CWSP is a Chinese word segmentation toolkit. It used MultiPerceptron algorithm to train model and the Viterbi algorithm to do decode work. Implemented by c++.
CWSP-cpp, now, only support UTF-8 file.
Pretreatment will generates feature list and training data for multiPerceptron. AND Pretreatment program only can handle with half-width space.
Segmenter use the model file which generate by MultiPerceptron to do segmenetation work.
It is easy to type make
. And make sure all the source code files exist.
Use command cwsp_seg
to do segmentation work:
NAME
cwsp_seg -- Using existing resource files and given model files to
do segmentation work.
USAGE:
cwsp_seg [-b 0|1] [-dfp file] model corpus output
OPTIONS:
-h Print help infomation
Following command can be used to specify resources files.

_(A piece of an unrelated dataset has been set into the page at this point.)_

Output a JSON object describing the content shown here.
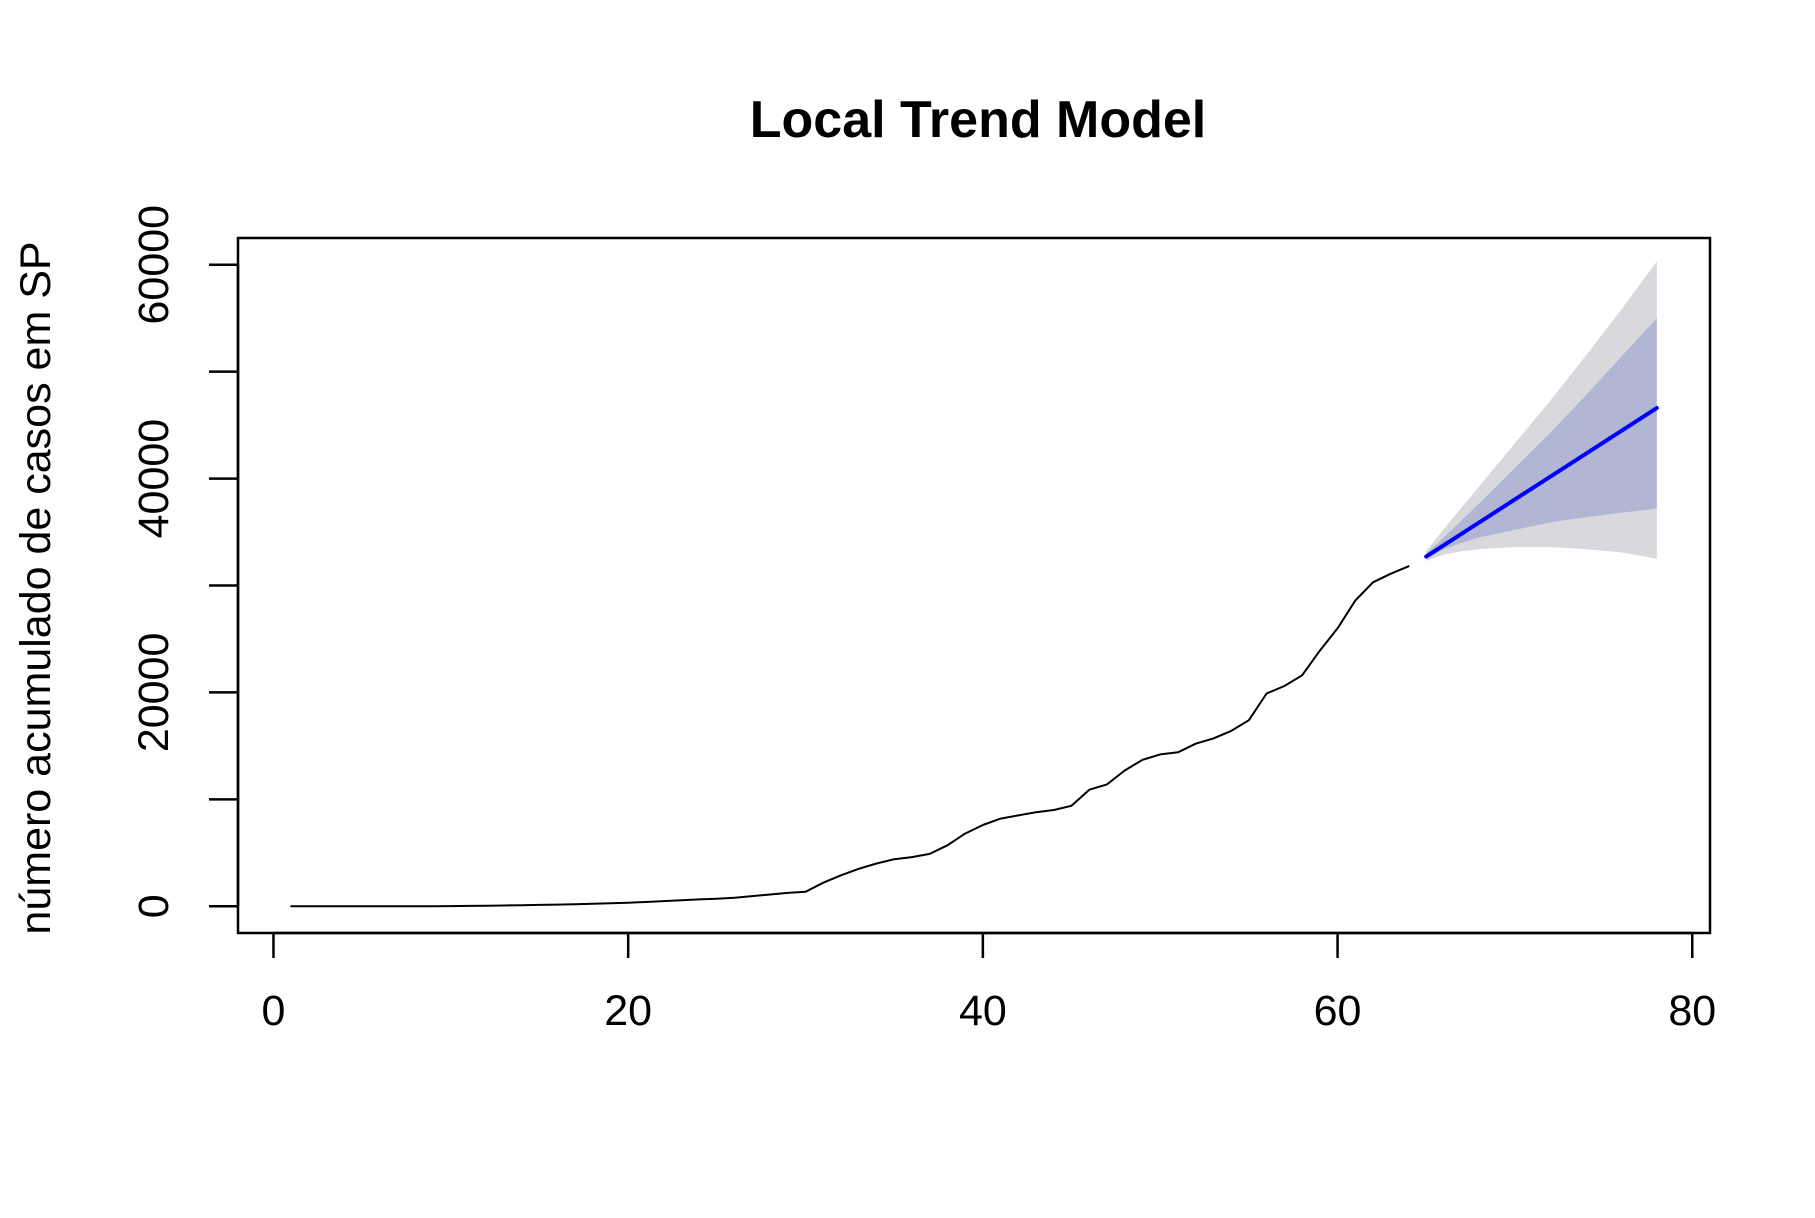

-b [0,1] 0: CharType resource file is a text file
1: CharType resource file is a binary file (default)
-d <dict> Specify the dictionary file (default: model\Dict)

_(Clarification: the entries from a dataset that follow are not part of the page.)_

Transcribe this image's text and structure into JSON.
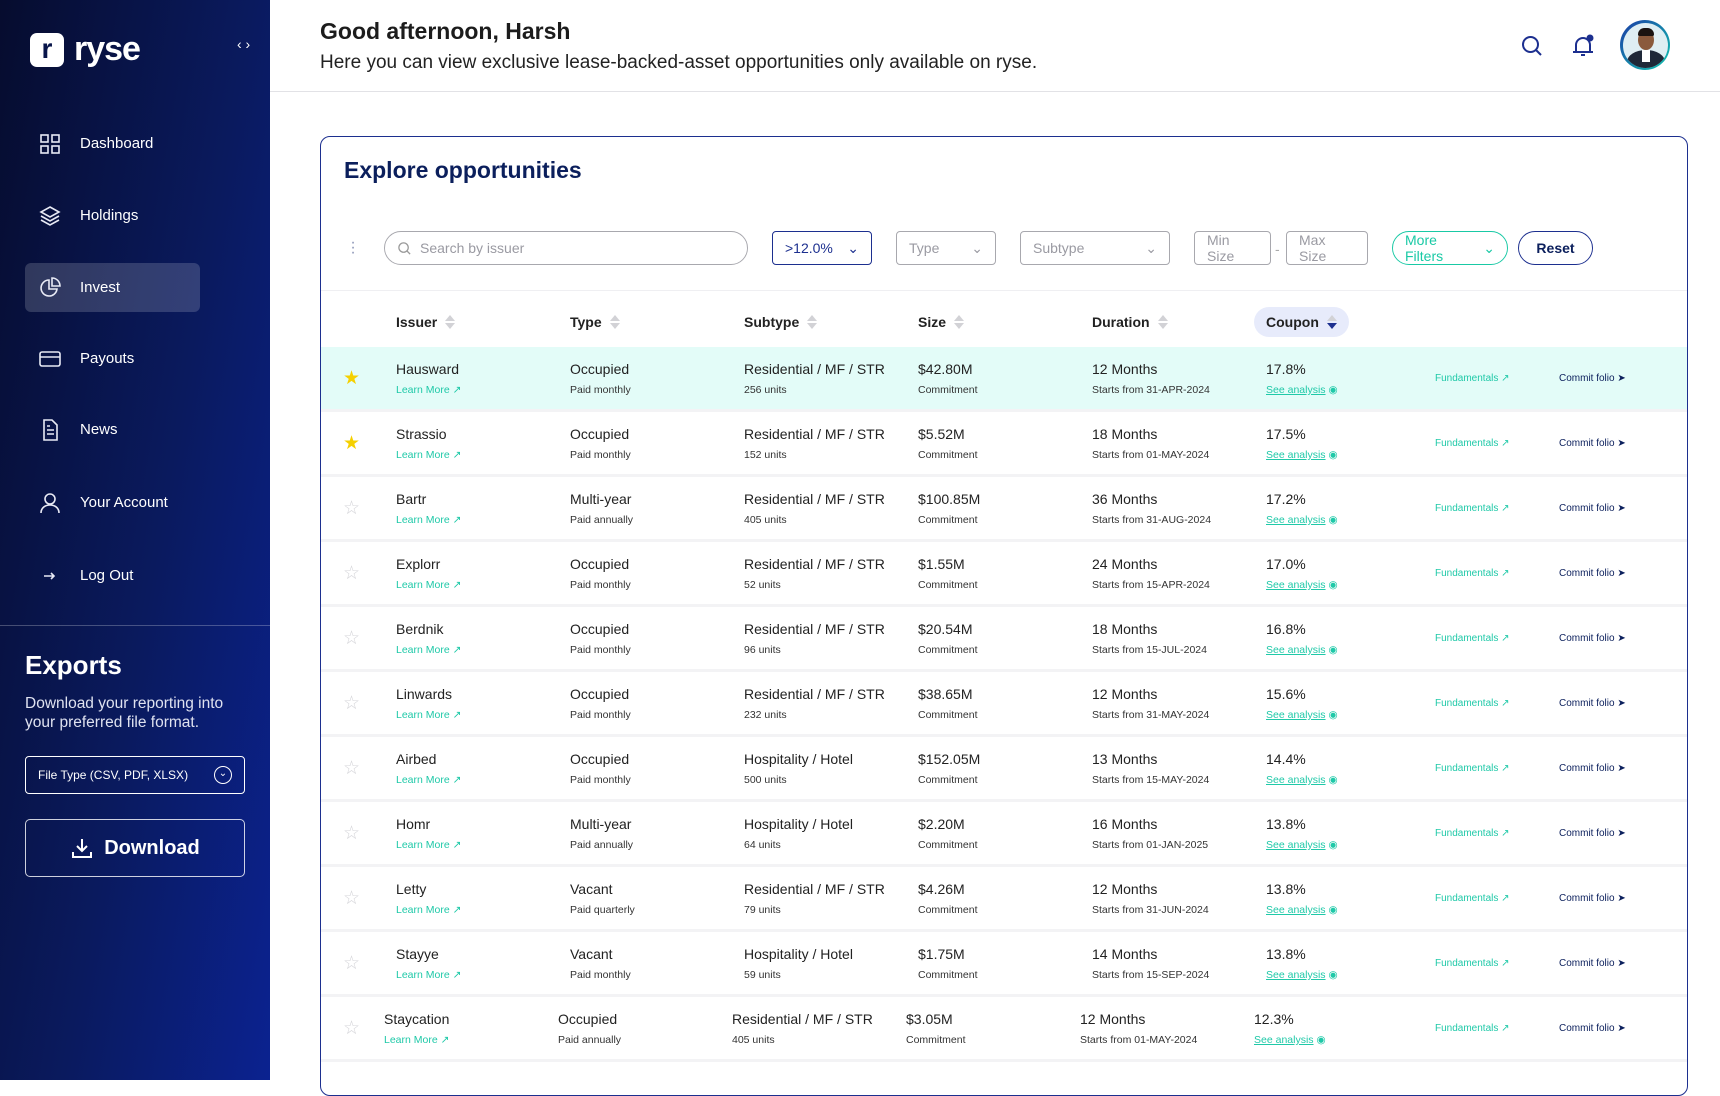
{
  "sidebar": {
    "logo_letter": "r",
    "logo_text": "ryse",
    "collapse": "‹ ›",
    "items": [
      {
        "label": "Dashboard"
      },
      {
        "label": "Holdings"
      },
      {
        "label": "Invest"
      },
      {
        "label": "Payouts"
      },
      {
        "label": "News"
      },
      {
        "label": "Your Account"
      },
      {
        "label": "Log Out"
      }
    ],
    "active": "Invest",
    "exports": {
      "title": "Exports",
      "description": "Download your reporting into your preferred file format.",
      "file_type_placeholder": "File Type (CSV, PDF, XLSX)",
      "download_label": "Download"
    }
  },
  "header": {
    "greeting": "Good afternoon, Harsh",
    "subtitle": "Here you can view exclusive lease-backed-asset opportunities only available on ryse."
  },
  "card": {
    "title": "Explore opportunities",
    "filters": {
      "search_placeholder": "Search by issuer",
      "coupon": ">12.0%",
      "type": "Type",
      "subtype": "Subtype",
      "min_size": "Min Size",
      "max_size": "Max Size",
      "more_filters": "More Filters",
      "reset": "Reset"
    },
    "columns": [
      "Issuer",
      "Type",
      "Subtype",
      "Size",
      "Duration",
      "Coupon"
    ],
    "sorted_column": "Coupon",
    "sort_direction": "descending",
    "row_links": {
      "learn_more": "Learn More",
      "see_analysis": "See analysis",
      "fundamentals": "Fundamentals",
      "commit": "Commit folio"
    },
    "rows": [
      {
        "starred": true,
        "issuer": "Hausward",
        "type": "Occupied",
        "payment": "Paid monthly",
        "subtype": "Residential / MF / STR",
        "units": "256 units",
        "size": "$42.80M",
        "size_note": "Commitment",
        "duration": "12 Months",
        "start": "Starts from 31-APR-2024",
        "coupon": "17.8%"
      },
      {
        "starred": true,
        "issuer": "Strassio",
        "type": "Occupied",
        "payment": "Paid monthly",
        "subtype": "Residential / MF / STR",
        "units": "152 units",
        "size": "$5.52M",
        "size_note": "Commitment",
        "duration": "18 Months",
        "start": "Starts from 01-MAY-2024",
        "coupon": "17.5%"
      },
      {
        "starred": false,
        "issuer": "Bartr",
        "type": "Multi-year",
        "payment": "Paid annually",
        "subtype": "Residential / MF / STR",
        "units": "405 units",
        "size": "$100.85M",
        "size_note": "Commitment",
        "duration": "36 Months",
        "start": "Starts from 31-AUG-2024",
        "coupon": "17.2%"
      },
      {
        "starred": false,
        "issuer": "Explorr",
        "type": "Occupied",
        "payment": "Paid monthly",
        "subtype": "Residential / MF / STR",
        "units": "52 units",
        "size": "$1.55M",
        "size_note": "Commitment",
        "duration": "24 Months",
        "start": "Starts from 15-APR-2024",
        "coupon": "17.0%"
      },
      {
        "starred": false,
        "issuer": "Berdnik",
        "type": "Occupied",
        "payment": "Paid monthly",
        "subtype": "Residential / MF / STR",
        "units": "96 units",
        "size": "$20.54M",
        "size_note": "Commitment",
        "duration": "18 Months",
        "start": "Starts from 15-JUL-2024",
        "coupon": "16.8%"
      },
      {
        "starred": false,
        "issuer": "Linwards",
        "type": "Occupied",
        "payment": "Paid monthly",
        "subtype": "Residential / MF / STR",
        "units": "232 units",
        "size": "$38.65M",
        "size_note": "Commitment",
        "duration": "12 Months",
        "start": "Starts from 31-MAY-2024",
        "coupon": "15.6%"
      },
      {
        "starred": false,
        "issuer": "Airbed",
        "type": "Occupied",
        "payment": "Paid monthly",
        "subtype": "Hospitality / Hotel",
        "units": "500 units",
        "size": "$152.05M",
        "size_note": "Commitment",
        "duration": "13 Months",
        "start": "Starts from 15-MAY-2024",
        "coupon": "14.4%"
      },
      {
        "starred": false,
        "issuer": "Homr",
        "type": "Multi-year",
        "payment": "Paid annually",
        "subtype": "Hospitality / Hotel",
        "units": "64 units",
        "size": "$2.20M",
        "size_note": "Commitment",
        "duration": "16 Months",
        "start": "Starts from 01-JAN-2025",
        "coupon": "13.8%"
      },
      {
        "starred": false,
        "issuer": "Letty",
        "type": "Vacant",
        "payment": "Paid quarterly",
        "subtype": "Residential / MF / STR",
        "units": "79 units",
        "size": "$4.26M",
        "size_note": "Commitment",
        "duration": "12 Months",
        "start": "Starts from 31-JUN-2024",
        "coupon": "13.8%"
      },
      {
        "starred": false,
        "issuer": "Stayye",
        "type": "Vacant",
        "payment": "Paid monthly",
        "subtype": "Hospitality / Hotel",
        "units": "59 units",
        "size": "$1.75M",
        "size_note": "Commitment",
        "duration": "14 Months",
        "start": "Starts from 15-SEP-2024",
        "coupon": "13.8%"
      },
      {
        "starred": false,
        "issuer": "Staycation",
        "type": "Occupied",
        "payment": "Paid annually",
        "subtype": "Residential / MF / STR",
        "units": "405 units",
        "size": "$3.05M",
        "size_note": "Commitment",
        "duration": "12 Months",
        "start": "Starts from 01-MAY-2024",
        "coupon": "12.3%"
      }
    ]
  },
  "colors": {
    "sidebar": "#0a1a5e",
    "accent": "#1c2f8f",
    "teal": "#1fc9a8",
    "highlight_row": "#e3fcf8",
    "star": "#f5d000"
  }
}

-f <feat> Specify the feature file (default: model\Feat)
-p <prob> Specify the probability file (default: model\Prob)
CharType resource files:
.
├── data
│ └── binarySource
All these files are the resources for CharType module, which used to generate features for given character. Each file includes a certain kind of Chinese characters. For example, "年", "月" and "日" are belong to the "Date" type in Chinese.
And the file "binarySource" is a binary resource file for CharType, it includes all types of character CharType needs.
Dict, Feat, Model and Prob:
.
├── model
│ ├── Dict
│ ├── Feat
| ├── Model
│ └── Prob
Dict stores dictionary informations for CWSP. And it should be given before start training a segmenter.
Feat, Model & Prob are model files generated by CWSP during training processing.
- 2017-08-15 version 1.2.1
- Fix: space character incorrectly identified as split tag between sentence.
- 2017-08-14 version 1.2.0
- Rewrite SegFeat class, make it a full featured automatically increasing Map.
- New representation method for features.
- Deprecated feature functions in Segmentor & Pretreatment
- 2016-10-18 version 1.1.0
- Added an function in StrFun, split a string to a vector of strings.
- Support corpora file format has changed from original line texts to (char, tag) pairs.
- Script under path "scripts/line_convert.py" can used to do the conversion work.
- Corresponding API in Pretreatment and Segmentor have been modified.
- 2016-09-19 version 1.0.4
- Fix a wrong version number print bug.
- Modified the help information.
- 2016-08-22 version 1.0.3
- MultiPerceptron now support both binary and text model file save & load.
- Convert program had been re-writed, it now has some new feature. See more detail on section Usage of this page.
- 2016-08-09 version 1.0.2
- Added 2 scripts of format conversion for corpus file.
- 2016-04-19 version 1.0.1
- Fix a problem, which lead to the training data saved as text file. The training data is only used in memory.
- 2016-04-07 version 1.0.0
- The first version, CWSP the Chinese Word Segmenter based on Multi-class Perceptron algorithm.